1. İçeriğe git
  2. Ana menüye git
  3. DW'nin diğer sayfalarına git

Ankara'da kritik oylama

Zeynep Gürcanlı / Ankara5 Eylül 2006

Lübnan’a asker gönderme tezkeresi Ankara’da tansiyonu yükseltti. Muhalefetin büyük tepki gösterdiği asker gönderme tezkeresi bugün Türkiye Büyük Millet Meclisi’nde oylamaya sunuluyor. Tezkerenin kabul edilmesi için oylamada, salt çoğunluğun sağlanması gerekiyor...

https://p.dw.com/p/AZia
TBMM, Lübnan'a asker gönderme tezkeresini bugün oyluyor
TBMM, Lübnan'a asker gönderme tezkeresini bugün oyluyorFotoğraf: AP

Türkiye Büyük Millet Meclisi, Lübnan'daki Birleşmiş Milletler barış gücüne Türk askeri gönderilmesini öneren hükümet tezkeresini oyluyacak. Meclis aritmetiğine bakıldığında, Lübnan'a asker gönderilmesi kararının geçeceği neredeyse kesin gibi. Başbakan Recep Tayyip Erdoğan'ın partisi Meclis'te kararın geçmesini sağlayacak çoğunluğa sahip. Partide son güne kadar asker göndermeye “hayır” diyeceğini açıklayan milletvekillerinin sayısı ise bir elin parmaklarını bile geçmiyor.

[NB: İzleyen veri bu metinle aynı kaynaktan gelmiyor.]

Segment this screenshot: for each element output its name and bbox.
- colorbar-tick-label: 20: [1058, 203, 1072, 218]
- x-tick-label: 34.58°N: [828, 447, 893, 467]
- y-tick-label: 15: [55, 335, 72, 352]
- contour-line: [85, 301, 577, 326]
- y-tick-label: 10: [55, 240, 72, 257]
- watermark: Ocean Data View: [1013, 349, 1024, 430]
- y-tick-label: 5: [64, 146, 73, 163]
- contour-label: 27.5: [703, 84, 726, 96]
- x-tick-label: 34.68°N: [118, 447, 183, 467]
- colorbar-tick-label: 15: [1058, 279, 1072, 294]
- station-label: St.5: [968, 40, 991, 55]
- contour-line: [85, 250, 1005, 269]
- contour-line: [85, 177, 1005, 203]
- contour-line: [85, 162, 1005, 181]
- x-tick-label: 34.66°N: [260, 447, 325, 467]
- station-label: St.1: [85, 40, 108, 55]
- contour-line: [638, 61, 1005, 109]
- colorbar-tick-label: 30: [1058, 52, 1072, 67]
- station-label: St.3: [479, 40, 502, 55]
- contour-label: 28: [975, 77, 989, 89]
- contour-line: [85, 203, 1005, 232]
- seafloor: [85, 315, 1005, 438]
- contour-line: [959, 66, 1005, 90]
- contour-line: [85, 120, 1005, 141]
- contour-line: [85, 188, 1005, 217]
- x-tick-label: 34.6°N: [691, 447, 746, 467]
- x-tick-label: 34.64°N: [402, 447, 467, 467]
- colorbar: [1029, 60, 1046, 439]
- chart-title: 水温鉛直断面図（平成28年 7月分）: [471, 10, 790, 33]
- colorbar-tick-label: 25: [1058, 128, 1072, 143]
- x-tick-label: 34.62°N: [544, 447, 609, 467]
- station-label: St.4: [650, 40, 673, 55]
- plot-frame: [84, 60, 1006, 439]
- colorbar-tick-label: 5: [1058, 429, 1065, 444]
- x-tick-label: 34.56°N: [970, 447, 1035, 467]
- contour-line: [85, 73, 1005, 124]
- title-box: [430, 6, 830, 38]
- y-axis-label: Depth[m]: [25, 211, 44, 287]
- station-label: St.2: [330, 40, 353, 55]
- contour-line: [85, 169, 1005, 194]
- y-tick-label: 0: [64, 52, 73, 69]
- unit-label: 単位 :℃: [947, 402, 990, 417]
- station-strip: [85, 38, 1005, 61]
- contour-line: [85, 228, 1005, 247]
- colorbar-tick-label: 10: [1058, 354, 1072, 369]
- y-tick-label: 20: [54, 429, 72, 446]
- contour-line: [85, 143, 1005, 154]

Muhalefetteki Cumhuriyet Halk Partisi'nin tüm vekilleri ise karar blok halinde "hayır" oyu verecekler. Parti, bu işi o kadar sıkı tutuyor ki, ayağı kırıldığı için raporlu olan bir milletvekili bile, sadece "hayır" oyu vermek için yarım saatliğine Meclis'e getirilecek.

Hayırcılar ve evetçiler

İktidar ve muhalefet arasındaki bu görüş ayrılığı, Türk halkına da yansımış durumda. Ancak Meclis'teki aritmetiğin aksine, medya kuruluşlarının yaptığı kamuoyu anketlerinde "asker göndermeye hayır" diyenlerin sayısı, az farkla da olsa, "evetçilerden" daha fazla.

Cumhurbaşkanı Ahmet Necdet Sezer de "hayırcılar" kampında yer alıyor. Sezer, yaklaşık 10 gün önce yaptığı açıklamada, Türkiye'nin terörle mücadelesi sürerken, üstelik yurtdışından hiçbir ülke bu mücadeleye yardımcı olmazken, Türk askerinin Lübnan'a gönderilmesinin "yanlış olacağını" söylemişti. Sezer'in PKK mücadelesi ile Lübnan'a asker gönderme arasında kurduğu bu paralellik kamuoyunda da büyük destek gördü.

Erdoğan’ın beklenmedik çıkışı

Böylesine gergin bir ortamda ilk kıvılcım ise geçen hafta sonu ortaya çıktı. 1 Eylül dünya barış gününde uğradıkları PKK saldırısında ölen altı Türk askerinin cenaze törenlerinde aileler, hükümeti açık açık, üstelik sert ifadelerle eleştirdiler. Bu sert eleştiriler de hükümette gerilime, Başbakan Erdoğan'ın ise soğukkanlılığını kaybetmesine neden oldu. Erdoğan, dün Balıkesir'de yaptığı konuşma sırasında “artık şehit istemiyoruz” diye bağıran bir vatandaşa çok sert yanıt verdi. Erdoğan, “Askerlik, yan gelip yatma yeri değildir” dedi.

Başbakan'ın, Türk kamuoyunun en hassas noktasındaki bu sert çıkışı hükümetin işini de iyiden iyiye zorlaştırdı. Çünkü bundan sonra Lübnan'da görev yapacak Türk askerinin başına gelebilecek her olay, kamuoyundaki "hayır cephesinin" lehine puan olarak yazılacak. Bu durum, önümüzdeki yıl iki kritik siyasi olaya, Cumhurbaşkanlığı seçimi ve genel seçimlere hazırlanana Başbakan Erdoğan ve partisi için "büyük risk" anlamına geliyor.